[HN Gopher] Launch HN: Syndetic (YC W20) - Software for explaini...
       ___________________________________________________________________
        
       Launch HN: Syndetic (YC W20) - Software for explaining datasets
        
       Hi HN,  We're Allison and Steve of Syndetic
       (https://www.getsyndetic.com). Syndetic is a web app that data
       providers use to explain their datasets to their customers. Think
       ReadMe but for datasets instead of APIs.  Every exchange of data
       ultimately comes down to a person at one company explaining their
       data to a person at another. Data buyers need to understand what's
       in the dataset (what are the fields and what do they mean) as well
       as how valuable it can be to them (how complete is it? how
       relevant?). Data providers solve this problem today with a "data
       dictionary" which is a meta spreadsheet explaining a dataset. This
       gets shared alongside some sample data over email. These artifacts
       are constantly getting stale as the underlying data changes.
       Syndetic replaces this with software connected directly to the data
       that's being exchanged. We scan the data and automatically
       summarize it through statistics (e.g., cardinality), coverage
       rates, frequency counts, and sample sets. We do this continuously
       to monitor data quality over time. If a field gets removed from the
       file or goes from 1% null to 20% null we automatically alert the
       provider so they can take a look. For an example of what we produce
       but on an open dataset check out the results of the NYC 2015 Tree
       census at
       https://www.getsyndetic.com/publish/datasets/f1691c5d-56a9-4....
       We met at SevenFifty, a tech startup connecting the three tiers of
       the beverage alcohol trade in the United States. SevenFifty
       integrates with the backend systems of 1,000+ beverage wholesalers
       to produce a complete dataset of what a restaurant can buy
       wholesale, at what price, in any zipcode in America. While the core
       business is a marketplace between buyers and sellers of alcohol, we
       built a side product providing data feeds back to beverage
       wholesalers about their own data. Syndetic grew out of the problems
       we experienced doing that. Allison kept a spreadsheet in dropbox of
       our data schema, which was very difficult to maintain, especially
       across a distributed team of data engineers and account managers.

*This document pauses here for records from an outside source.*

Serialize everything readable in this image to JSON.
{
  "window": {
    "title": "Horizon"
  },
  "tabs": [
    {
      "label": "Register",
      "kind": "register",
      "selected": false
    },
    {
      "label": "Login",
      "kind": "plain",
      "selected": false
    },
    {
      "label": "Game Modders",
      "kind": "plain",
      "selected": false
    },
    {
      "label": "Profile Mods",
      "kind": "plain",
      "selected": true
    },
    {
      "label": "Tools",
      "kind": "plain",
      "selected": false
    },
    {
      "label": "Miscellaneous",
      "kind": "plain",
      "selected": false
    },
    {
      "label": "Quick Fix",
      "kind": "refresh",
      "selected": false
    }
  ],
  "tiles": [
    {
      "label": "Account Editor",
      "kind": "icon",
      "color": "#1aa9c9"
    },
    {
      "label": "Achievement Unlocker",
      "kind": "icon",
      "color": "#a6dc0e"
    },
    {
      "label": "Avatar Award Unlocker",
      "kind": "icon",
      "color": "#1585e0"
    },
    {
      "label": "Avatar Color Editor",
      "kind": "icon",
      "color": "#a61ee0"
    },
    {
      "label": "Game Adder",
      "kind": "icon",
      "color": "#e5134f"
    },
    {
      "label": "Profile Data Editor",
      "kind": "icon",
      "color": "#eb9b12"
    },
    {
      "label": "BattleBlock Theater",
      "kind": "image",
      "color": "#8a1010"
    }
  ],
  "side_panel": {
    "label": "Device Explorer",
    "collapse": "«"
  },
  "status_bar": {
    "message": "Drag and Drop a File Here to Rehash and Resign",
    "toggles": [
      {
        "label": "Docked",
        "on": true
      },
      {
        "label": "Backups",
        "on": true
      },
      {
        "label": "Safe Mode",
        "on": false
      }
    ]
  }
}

       We pulled sample sets ad hoc, and ran stats over the samples to
       make sure the quality was good. We spent hours on the phone with
       our customers putting it all together to convey the meaning and the
       value of our data. We wondered why there was no software out there
       specifically built for data-as-a-service.  We also have backgrounds
       in quantitative finance (D. E. Shaw, Tower Research, BlackRock),
       large purchasers of external data, where we've seen the other side
       of this problem. Data purchasers spend a lot of time up-front
       evaluating the quality of a dataset, but they often don't monitor
       how the quality changes over time. They also have a hard time
       assessing the intersection of external datasets with data they
       already have. We're focusing on data providers first but expect to
       expand to purchasers down the road.  Our tech stack is one
       monolithic repo split into the frontend web app and backend data
       scanning. The frontend is a rails app and the data scanning is
       written in rust (we forked the amazing library xsv). One quirk is
       that we want to run the scanning in the same region as our
       customers' data to keep bandwidth costs and transfer time down, so
       we're actually running across both GCP and AWS.  If you're
       interested in this field you might enjoy reading the paper
       "Datasheets for datasets" (https://arxiv.org/pdf/1803.09010.pdf)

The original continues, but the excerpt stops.